UQSay Seminar #38: Maximum Mean Discrepancy, Bayesian integration and kernel herding for space-filling design

A standard objective in computer experiments is to predict/interpolate the behaviour of an unknown function f on a compact domain from a few evaluations inside the domain. When little is known about the function, space-filling design is advisable: typically, points of evaluation spread out across the available space are obtained by minimizing a geometrical (for instance, minimax-distance) or a discrepancy criterion measuring distance to uniformity.

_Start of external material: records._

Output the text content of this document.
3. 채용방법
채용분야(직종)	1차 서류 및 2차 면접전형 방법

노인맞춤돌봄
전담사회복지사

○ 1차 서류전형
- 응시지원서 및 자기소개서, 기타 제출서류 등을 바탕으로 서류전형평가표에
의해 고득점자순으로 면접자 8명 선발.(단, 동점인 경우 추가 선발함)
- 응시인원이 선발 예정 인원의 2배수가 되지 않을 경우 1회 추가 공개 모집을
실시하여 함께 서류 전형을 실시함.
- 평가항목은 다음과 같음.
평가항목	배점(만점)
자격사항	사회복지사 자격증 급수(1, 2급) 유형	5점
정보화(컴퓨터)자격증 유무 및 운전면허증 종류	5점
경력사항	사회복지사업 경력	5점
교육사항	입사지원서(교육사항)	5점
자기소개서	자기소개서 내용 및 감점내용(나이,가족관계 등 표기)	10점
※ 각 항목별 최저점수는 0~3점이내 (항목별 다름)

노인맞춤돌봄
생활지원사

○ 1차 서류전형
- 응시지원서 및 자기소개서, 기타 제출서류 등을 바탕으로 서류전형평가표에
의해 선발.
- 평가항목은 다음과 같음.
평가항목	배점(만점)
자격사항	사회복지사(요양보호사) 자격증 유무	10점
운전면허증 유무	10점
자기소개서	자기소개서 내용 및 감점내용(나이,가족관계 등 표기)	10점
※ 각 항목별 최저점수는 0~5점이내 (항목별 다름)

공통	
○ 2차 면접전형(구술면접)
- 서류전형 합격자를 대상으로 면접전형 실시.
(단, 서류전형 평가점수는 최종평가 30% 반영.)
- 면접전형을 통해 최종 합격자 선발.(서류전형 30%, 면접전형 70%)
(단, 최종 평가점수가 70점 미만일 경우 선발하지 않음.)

We focus our attention to sequential constructions where design points are added one at a time. The presentation is based on the survey], built on several recent results that show how energy functionals can be used to measure distance to uniformity. We investigate connections between design for integration of f with respect to a measure µ (quadrature design), construction of the (continuous) BLUE for the location model, and minimization of energy (kernel discrepancy) for signed measures. Integrally strictly positive definite kernels define strictly convex energy functionals, with an equivalence between the notions of potential and directional derivative showing the strong relation between discrepancy minimization and more traditional design of optimal experiments. Kernel herding algorithms, which are special instances of vertex-direction methods used in optimal design, can be applied to the construction of point sequences with suitable space-filling properties. Several illustrative examples are presented.